P2P & the (skinny) Long Tail Theory


There's an interesting looking new paper from the in-house economist at PRS and Eric Garland of Big Champagne on the P2P and the Long Tail theory.

Here's the abstract:
The theory of the Long Tail first came to light in
Wired Magazine in October 2004, as legal digital
music services like iTunes and eMusic were
taking off. However, illegal music services like
Napster, Grokster or Kazaa had been around,
providing digital music fans with a massive
choice of music catalogue long before such
choice was legally provided. As a result, the
well-known anomaly of the digital music world
was reinforced - legal services constantly play
catch-up with illegal services, and the
enforcement of copyright persistently lags
advances in technology. With these issues in
mind, and the infamous Pirate Bay still very
much in the news (and still on folks’ desktops),
what does the Long Tail distribution profile of
hits and niches look like in the world of massive
choice that is P2P? Will Page teamed up with
BigChampagne's Eric Garland to figure it all out.
The following Insight paper is a bit longer than
those previously released by PRS for Music.
As such, we thought it best to give the reader,
upfront, a sense of where we are headed. In the
first section of this Insight paper, we will be
releasing the results of a critical inquiry into the
music usage patterns within file-sharing
networks. Particularly, would a so-called long
tail or a pinhead pattern describe the relative
popularity of music files within these networks?
In the second section of this paper, we will dig
into the 'Wherefores' - particularly issues of
supply and demand - underlying the usage
pattern we found.
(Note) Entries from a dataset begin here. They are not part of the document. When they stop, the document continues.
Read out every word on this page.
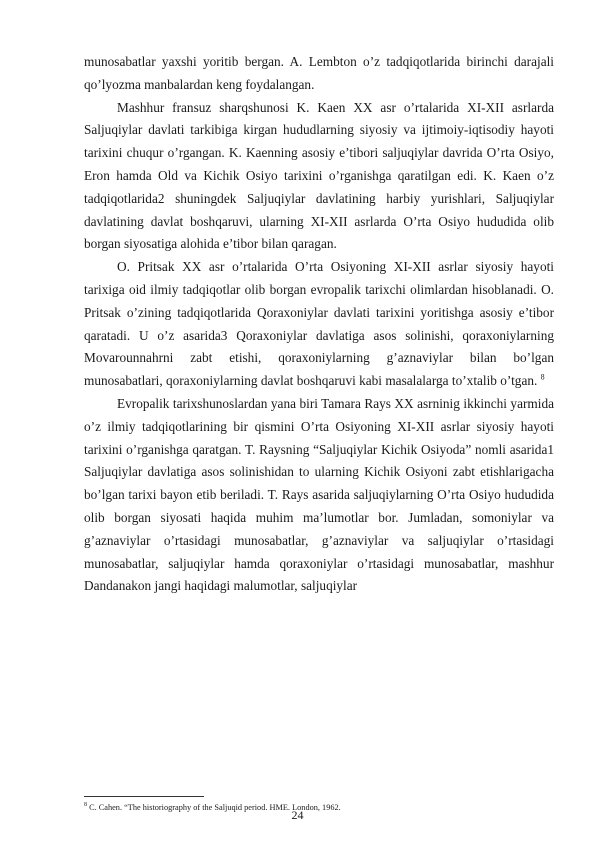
munosabatlar yaxshi yoritib bergan. A. Lembton o’z tadqiqotlarida birinchi darajali qo’lyozma manbalardan keng foydalangan.

Mashhur fransuz sharqshunosi K. Kaen XX asr o’rtalarida XI-XII asrlarda Saljuqiylar davlati tarkibiga kirgan hududlarning siyosiy va ijtimoiy-iqtisodiy hayoti tarixini chuqur o’rgangan. K. Kaenning asosiy e’tibori saljuqiylar davrida O’rta Osiyo, Eron hamda Old va Kichik Osiyo tarixini o’rganishga qaratilgan edi. K. Kaen o’z tadqiqotlarida2 shuningdek Saljuqiylar davlatining harbiy yurishlari, Saljuqiylar davlatining davlat boshqaruvi, ularning XI-XII asrlarda O’rta Osiyo hududida olib borgan siyosatiga alohida e’tibor bilan qaragan.

O. Pritsak XX asr o’rtalarida O’rta Osiyoning XI-XII asrlar siyosiy hayoti tarixiga oid ilmiy tadqiqotlar olib borgan evropalik tarixchi olimlardan hisoblanadi. O. Pritsak o’zining tadqiqotlarida Qoraxoniylar davlati tarixini yoritishga asosiy e’tibor qaratadi. U o’z asarida3 Qoraxoniylar davlatiga asos solinishi, qoraxoniylarning Movarounnahrni zabt etishi, qoraxoniylarning g’aznaviylar bilan bo’lgan munosabatlari, qoraxoniylarning davlat boshqaruvi kabi masalalarga to’xtalib o’tgan. $^8$

Evropalik tarixshunoslardan yana biri Tamara Rays XX asrninig ikkinchi yarmida o’z ilmiy tadqiqotlarining bir qismini O’rta Osiyoning XI-XII asrlar siyosiy hayoti tarixini o’rganishga qaratgan. T. Raysning “Saljuqiylar Kichik Osiyoda” nomli asarida1 Saljuqiylar davlatiga asos solinishidan to ularning Kichik Osiyoni zabt etishlarigacha bo’lgan tarixi bayon etib beriladi. T. Rays asarida saljuqiylarning O’rta Osiyo hududida olib borgan siyosati haqida muhim ma’lumotlar bor. Jumladan, somoniylar va g’aznaviylar o’rtasidagi munosabatlar, g’aznaviylar va saljuqiylar o’rtasidagi munosabatlar, saljuqiylar hamda qoraxoniylar o’rtasidagi munosabatlar, mashhur Dandanakon jangi haqidagi malumotlar, saljuqiylar

$^8$ C. Cahen. “The historiography of the Saljuqid period. HME. London, 1962.
24
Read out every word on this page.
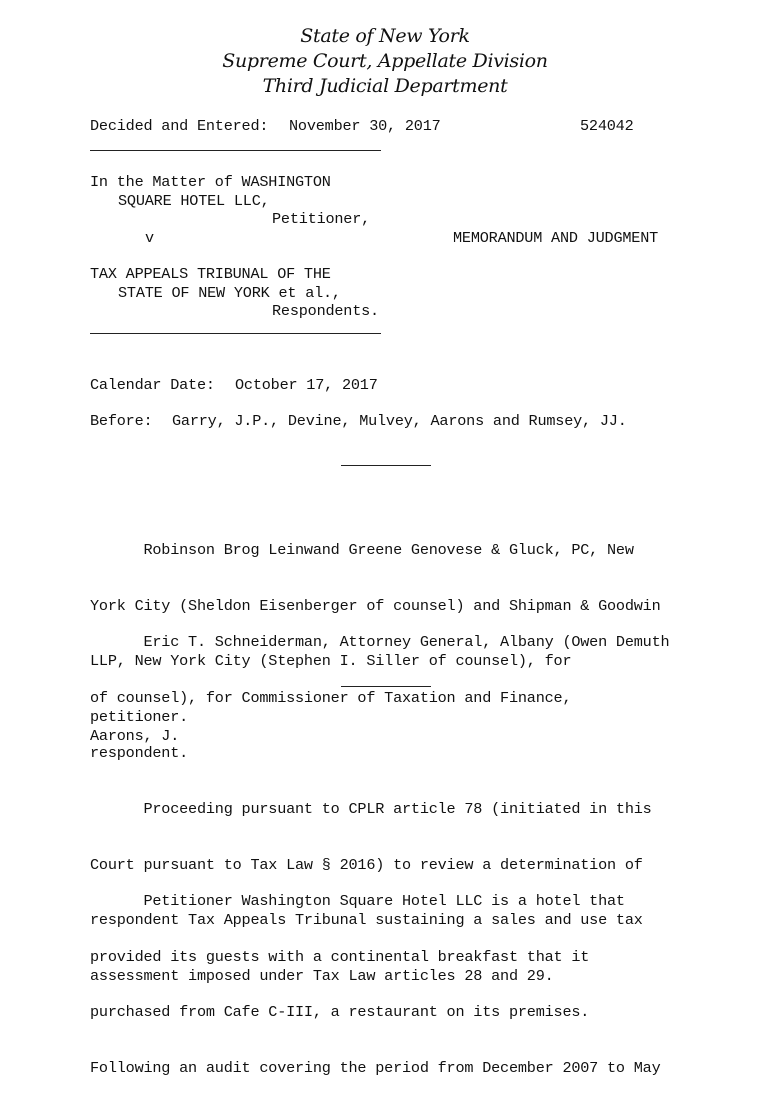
State of New York
Supreme Court, Appellate Division
Third Judicial Department
Decided and Entered: November 30, 2017	524042
In the Matter of WASHINGTON
SQUARE HOTEL LLC,
Petitioner,
v	MEMORANDUM AND JUDGMENT
TAX APPEALS TRIBUNAL OF THE
STATE OF NEW YORK et al.,
Respondents.
Calendar Date: October 17, 2017
Before: Garry, J.P., Devine, Mulvey, Aarons and Rumsey, JJ.

Robinson Brog Leinwand Greene Genovese & Gluck, PC, New

York City (Sheldon Eisenberger of counsel) and Shipman & Goodwin

LLP, New York City (Stephen I. Siller of counsel), for

petitioner.

Eric T. Schneiderman, Attorney General, Albany (Owen Demuth

of counsel), for Commissioner of Taxation and Finance,

respondent.

Aarons, J.

Proceeding pursuant to CPLR article 78 (initiated in this

Court pursuant to Tax Law § 2016) to review a determination of

respondent Tax Appeals Tribunal sustaining a sales and use tax

assessment imposed under Tax Law articles 28 and 29.

Petitioner Washington Square Hotel LLC is a hotel that

provided its guests with a continental breakfast that it

purchased from Cafe C-III, a restaurant on its premises.

Following an audit covering the period from December 2007 to May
In the final section, we will
consider long-term trends in P2P activity
alongside some new behaviours that seem to
be emerging. We will then wrap this discussion
up with a few final thoughts on the 'paradox of
HT to the 1709 blog.


1 comment:

  1. It doesn't really reach any conclusions does it? The long tail theory really hinges on the ability and willingness of people to experiment with new music. Right now it is still difficult to find unheard tracks/bands, how do you search for something you have never heard?
    The brilliant Pandora project (which categorizes songs using several different parameters ) would go a long way to address this problem, but they are being hog-tied by the very industry they are trying to serve (like all digital streaming services).